The Breakthrough Moment

"After two years of around the clock therapy, without the slightest sign of progress, suddenly there came an amazing moment.  Florence looked at us, said with a smile 'I'm all done being autistic now!', read 'War and Peace' aloud to us and went to the computer and applied for extremely early entry to Harvard, all at the age of four.  It was then that we knew our faith and devotion had been rewarded"

Janey has yet to have a breakthrough moment.  She has lots of amazing little moments, and we love them, but none of them have "cured" her.  In fact, in many ways, she's very similar to how she was at age three, when first diagnosed.

The Passing for Normal Moment

"We decided to put off Harvard for a few years, to give little Florence a chance to enjoy a normal childhood.  We enrolled her in the local pricey fancy private school for completely normal kids, and we knew it was working when her teacher, who we had never told the sordid secret of Florence's early brush with autism,  called us and said 'Of all the normal kids in Florence's class, she's the most normal of all.  I'm saying this to you for no reason in particular, but she would never be mistaken for a child with autism, not THAT super normal girl' "

Janey is not going to have a moment like that.  I am not selling her short to say that.  I no longer preface remarks like that with saying "short of a miracle".  Janey is autistic.  She is going to stay autistic.  That is the reality of her life and our life, and I am gradually starting to feel that hoping someday she will be "cured", she will be "normal" is like hoping some day she will no longer be Janey, and Janey is here to stay, and I love her.

3 comments:

David Billheimer said...

This was one of the best blogs you've written. Humor can illustrate things at least as well as straight fact -- people pay attention to the humor, while understanding exactly what you are trying to say.
Your Mom and Dad.

Angel The Alien said...

LOL! I've read books like that too! Your exaggerations aren't even all that far off. It always irritates me to read books by parents claiming to have "cured" their children's autism, insinuating that parents of children who are still autistic are doing something wrong, or not doing enough.

David Fee said...

"The Immediately Choosing a Therapy and Having the Money to Pay For It Moment"

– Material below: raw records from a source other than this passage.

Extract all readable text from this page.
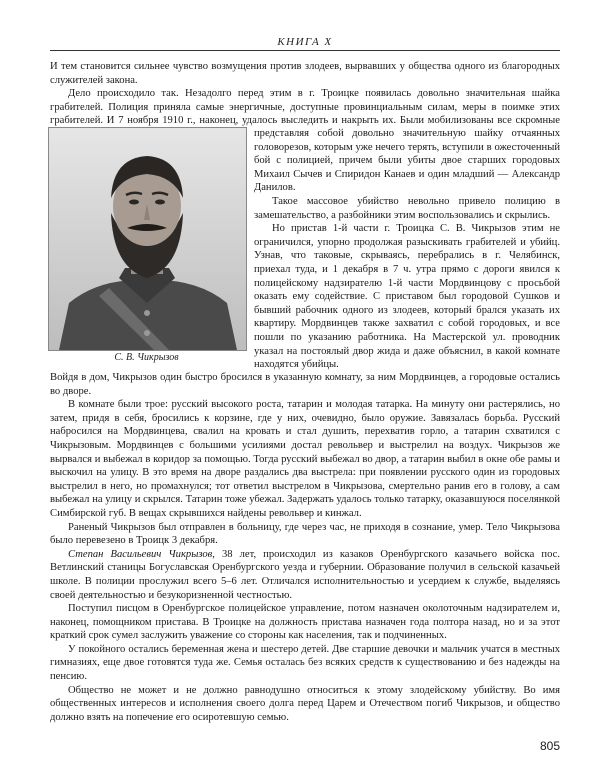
КНИГА X

И тем становится сильнее чувство возмущения против злодеев, вырвавших у общества одного из благородных служителей закона.

Дело происходило так. Незадолго перед этим в г. Троицке появилась довольно значительная шайка грабителей. Полиция приняла самые энергичные, доступные провинциальным силам, меры в поимке этих грабителей. И 7 ноября 1910 г., наконец, удалось выследить и накрыть их. Были мобилизованы все скромные

С. В. Чикрызов

представляя собой довольно значительную шайку отчаянных головорезов, которым уже нечего терять, вступили в ожесточенный бой с полицией, причем были убиты двое старших городовых Михаил Сычев и Спиридон Канаев и один младший — Александр Данилов.

Такое массовое убийство невольно привело полицию в замешательство, а разбойники этим воспользовались и скрылись.

Но пристав 1-й части г. Троицка С. В. Чикрызов этим не ограничился, упорно продолжая разыскивать грабителей и убийц. Узнав, что таковые, скрываясь, перебрались в г. Челябинск, приехал туда, и 1 декабря в 7 ч. утра прямо с дороги явился к полицейскому надзирателю 1-й части Мордвинцову с просьбой оказать ему содействие. С приставом был городовой Сушков и бывший рабочник одного из злодеев, который брался указать их квартиру. Мордвинцев также захватил с собой городовых, и все пошли по указанию работника. На Мастерской ул. проводник указал на постоялый двор жида и даже объяснил, в какой комнате находятся убийцы.

Войдя в дом, Чикрызов один быстро бросился в указанную комнату, за ним Мордвинцев, а городовые остались во дворе.

В комнате были трое: русский высокого роста, татарин и молодая татарка. На минуту они растерялись, но затем, придя в себя, бросились к корзине, где у них, очевидно, было оружие. Завязалась борьба. Русский набросился на Мордвинцева, свалил на кровать и стал душить, перехватив горло, а татарин схватился с Чикрызовым. Мордвинцев с большими усилиями достал револьвер и выстрелил на воздух. Чикрызов же вырвался и выбежал в коридор за помощью. Тогда русский выбежал во двор, а татарин выбил в окне обе рамы и выскочил на улицу. В это время на дворе раздались два выстрела: при появлении русского один из городовых выстрелил в него, но промахнулся; тот ответил выстрелом в Чикрызова, смертельно ранив его в голову, а сам выбежал на улицу и скрылся. Татарин тоже убежал. Задержать удалось только татарку, оказавшуюся поселянкой Симбирской губ. В вещах скрывшихся найдены револьвер и кинжал.

Раненый Чикрызов был отправлен в больницу, где через час, не приходя в сознание, умер. Тело Чикрызова было перевезено в Троицк 3 декабря.

Степан Васильевич Чикрызов, 38 лет, происходил из казаков Оренбургского казачьего войска пос. Ветлинский станицы Богуславская Оренбургского уезда и губернии. Образование получил в сельской казачьей школе. В полиции прослужил всего 5–6 лет. Отличался исполнительностью и усердием к службе, выделяясь своей деятельностью и безукоризненной честностью.

Поступил писцом в Оренбургское полицейское управление, потом назначен околоточным надзирателем и, наконец, помощником пристава. В Троицке на должность пристава назначен года полтора назад, но и за этот краткий срок сумел заслужить уважение со стороны как населения, так и подчиненных.

У покойного остались беременная жена и шестеро детей. Две старшие девочки и мальчик учатся в местных гимназиях, еще двое готовятся туда же. Семья осталась без всяких средств к существованию и без надежды на пенсию.

Общество не может и не должно равнодушно относиться к этому злодейскому убийству. Во имя общественных интересов и исполнения своего долга перед Царем и Отечеством погиб Чикрызов, и общество должно взять на попечение его осиротевшую семью.

805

If you have to ask how much the therapy costs, you can't afford it. At least we won't have to worry how to pay to pay for college.

"The Breakthrough Moment"

Usually when I hear this one it has something to do with the right diet or vitamins. If only my daughter could forgo gummie bears, I'm sure she would improve rapidly. People who believe in the miracle diet usually don't know about the placebo effect.